On Sept. 2, 2015, social media managers, journalists and educational experts met in the Grimme Institute to exchange experiences on hate speech. They discussed the problems posed by discriminating and degrading hate comments on the Internet and possible (preventive) measures against this phenomenon. “When we started the project last November, we would never have thought that our topic was so up-to-date”, said Aycha Riffi, one of the heads of project of the German BRICkS section. The current debates about the refugees’ admission to Germany caused some extremely abusive comments following newspaper and social media articles.

To start off the debate the participants watched a video by the Lithuanian Centre for Human Rights, which reveals that hate speech not only hurts those people, it directly attacks.

His research in closed facebook groups exposed Pascal Hesse from the German Journalist’s Union DJV to discussions in which like-minded people kindle their shared extremist thoughts before taking them to public discussions. Stephan Rathgeber, who monitors the comments for local newspaper websites in the northern Ruhr area, showed some examples of comments he had to deal with. He summed up his colleague’s perspective on the issue: “This is a completely new task for journalists.”

Aude Gensbittel

Aude Gensbittel

Many of the meeting’s participants have to deal with hate speech in their daily work. Aude Gensbittel who works for Deutsche Welle African Department said that the editors choose their articles on certain topics very carefully in order not to cause hate speech, for instance on homosexuality.

After this general exchange about their experiences with hate speech the participants discussed the guidelines for combating hate speech developed in the BRICkS workshop in Brussels earlier this year. It surfaced that the differences between proprietary platforms like newspaper sites and social media platforms call for different approaches. Creating a certain commenting culture on Facebook is eventually more difficult than within one’s own community. Marie Huchthausen / Business Academy Ruhr explained the importance of developing a sensitivity for what sort of platforms discussion take place on and for the suitable guidelines for publication. She recommends developing a social media strategy that incorporates an agenda for dealing with hate speech, which considers the temporal capacities one has for managing them. This agenda should fit with the general tone of the organisation’s online appearance. A research institution, for example, can counter hate speech with scientific arguments, whereas a satirical website can also throw in a snappy remark. Furthermore, different platforms offer different possibilities for monitoring hate speech. On Facebook, for example, it is possible to hide comments or change their order, if the last resort of deleting them is not (yet) an option.

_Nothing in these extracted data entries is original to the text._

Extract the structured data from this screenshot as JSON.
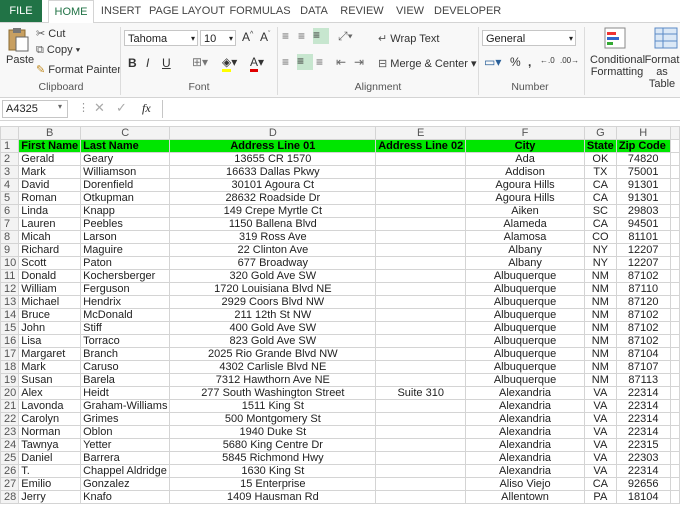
{
  "tabs": [
    "FILE",
    "HOME",
    "INSERT",
    "PAGE LAYOUT",
    "FORMULAS",
    "DATA",
    "REVIEW",
    "VIEW",
    "DEVELOPER"
  ],
  "ribbon": {
    "clipboard": {
      "paste": "Paste",
      "cut": "Cut",
      "copy": "Copy",
      "format_painter": "Format Painter",
      "label": "Clipboard"
    },
    "font": {
      "name": "Tahoma",
      "size": "10",
      "bold": "B",
      "italic": "I",
      "underline": "U",
      "label": "Font"
    },
    "alignment": {
      "wrap_text": "Wrap Text",
      "merge_center": "Merge & Center",
      "label": "Alignment"
    },
    "number": {
      "format": "General",
      "percent": "%",
      "comma": ",",
      "label": "Number"
    },
    "styles": {
      "conditional_formatting": "Conditional Formatting",
      "format_as_table": "Format as Table"
    }
  },
  "formula_bar": {
    "name_box": "A4325",
    "fx": "fx",
    "value": ""
  },
  "columns": [
    "B",
    "C",
    "D",
    "E",
    "F",
    "G",
    "H"
  ],
  "header": [
    "First Name",
    "Last Name",
    "Address Line 01",
    "Address Line 02",
    "City",
    "State",
    "Zip Code"
  ],
  "rows": [
    [
      "2",
      "Gerald",
      "Geary",
      "13655 CR 1570",
      "",
      "Ada",
      "OK",
      "74820"
    ],
    [
      "3",
      "Mark",
      "Williamson",
      "16633 Dallas Pkwy",
      "",
      "Addison",
      "TX",
      "75001"
    ],
    [
      "4",
      "David",
      "Dorenfield",
      "30101 Agoura Ct",
      "",
      "Agoura Hills",
      "CA",
      "91301"
    ],
    [
      "5",
      "Roman",
      "Otkupman",
      "28632 Roadside Dr",
      "",
      "Agoura Hills",
      "CA",
      "91301"
    ],
    [
      "6",
      "Linda",
      "Knapp",
      "149 Crepe Myrtle Ct",
      "",
      "Aiken",
      "SC",
      "29803"
    ],
    [
      "7",
      "Lauren",
      "Peebles",
      "1150 Ballena Blvd",
      "",
      "Alameda",
      "CA",
      "94501"
    ],
    [
      "8",
      "Micah",
      "Larson",
      "319 Ross Ave",
      "",
      "Alamosa",
      "CO",
      "81101"
    ],
    [
      "9",
      "Richard",
      "Maguire",
      "22 Clinton Ave",
      "",
      "Albany",
      "NY",
      "12207"
    ],
    [
      "10",
      "Scott",
      "Paton",
      "677 Broadway",
      "",
      "Albany",
      "NY",
      "12207"
    ],
    [
      "11",
      "Donald",
      "Kochersberger",
      "320 Gold Ave SW",
      "",
      "Albuquerque",
      "NM",
      "87102"
    ],
    [
      "12",
      "William",
      "Ferguson",
      "1720 Louisiana Blvd NE",
      "",
      "Albuquerque",
      "NM",
      "87110"
    ],
    [
      "13",
      "Michael",
      "Hendrix",
      "2929 Coors Blvd NW",
      "",
      "Albuquerque",
      "NM",
      "87120"
    ],
    [
      "14",
      "Bruce",
      "McDonald",
      "211 12th St NW",
      "",
      "Albuquerque",
      "NM",
      "87102"
    ],
    [
      "15",
      "John",
      "Stiff",
      "400 Gold Ave SW",
      "",
      "Albuquerque",
      "NM",
      "87102"
    ],
    [
      "16",
      "Lisa",
      "Torraco",
      "823 Gold Ave SW",
      "",
      "Albuquerque",
      "NM",
      "87102"
    ],
    [
      "17",
      "Margaret",
      "Branch",
      "2025 Rio Grande Blvd NW",
      "",
      "Albuquerque",
      "NM",
      "87104"
    ],
    [
      "18",
      "Mark",
      "Caruso",
      "4302 Carlisle Blvd NE",
      "",
      "Albuquerque",
      "NM",
      "87107"
    ],
    [
      "19",
      "Susan",
      "Barela",
      "7312 Hawthorn Ave NE",
      "",
      "Albuquerque",
      "NM",
      "87113"
    ],
    [
      "20",
      "Alex",
      "Heidt",
      "277 South Washington Street",
      "Suite 310",
      "Alexandria",
      "VA",
      "22314"
    ],
    [
      "21",
      "Lavonda",
      "Graham-Williams",
      "1511 King St",
      "",
      "Alexandria",
      "VA",
      "22314"
    ],
    [
      "22",
      "Carolyn",
      "Grimes",
      "500 Montgomery St",
      "",
      "Alexandria",
      "VA",
      "22314"
    ],
    [
      "23",
      "Norman",
      "Oblon",
      "1940 Duke St",
      "",
      "Alexandria",
      "VA",
      "22314"
    ],
    [
      "24",
      "Tawnya",
      "Yetter",
      "5680 King Centre Dr",
      "",
      "Alexandria",
      "VA",
      "22315"
    ],
    [
      "25",
      "Daniel",
      "Barrera",
      "5845 Richmond Hwy",
      "",
      "Alexandria",
      "VA",
      "22303"
    ],
    [
      "26",
      "T.",
      "Chappel Aldridge",
      "1630 King St",
      "",
      "Alexandria",
      "VA",
      "22314"
    ],
    [
      "27",
      "Emilio",
      "Gonzalez",
      "15 Enterprise",
      "",
      "Aliso Viejo",
      "CA",
      "92656"
    ],
    [
      "28",
      "Jerry",
      "Knafo",
      "1409 Hausman Rd",
      "",
      "Allentown",
      "PA",
      "18104"
    ]
  ]
}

Lars Grässer and Pascal Hesse

Lars Gräßer and Pascal Hesse

The differences in young people’s online behavior in comparison to adults were also discussed. A general shift from written to audiovisual communication was perceived by many of the media experts. The importance of youtube for youth culture as well as the emergence of live-streaming apps like Periscope also reflects this trend. Furthermore, the participants agreed that young people are tougher than adults when dealing with online hatred. However, cases of primary school children overwhelmed by online threats also surfaced in the debate. This highlights the importance of projects like BRICkS that work towards a better atmosphere in online discussions. Therefore, the experts agreed that work like this prevents the emergence of “tomorrow’s trolls”.

The German partners of the BRICkS project plan to use the methodology of Digital Storytelling to raise awareness for the topic of hate speech. Head of project Guido Kowalski introduced the participants to the idea of creating a kind of interactive story with multiple alternative endings. The story itself follows the rules and dynamics of a computer game and shows the user the consequences of each of his or her actions. The stories shall be produced by the projects target group (young people in schools and youth centres) who are instructed by the BRICkS trainers. This kind of stories can easily be published on the internet and the templates and tools can be downloaded from the project’s website for the use of others too.

During the second round table teachers and youth workers were addressed and asked for their opinion on the idea. The response was very positive and so the participants began to plan the next practical steps in implementing the project.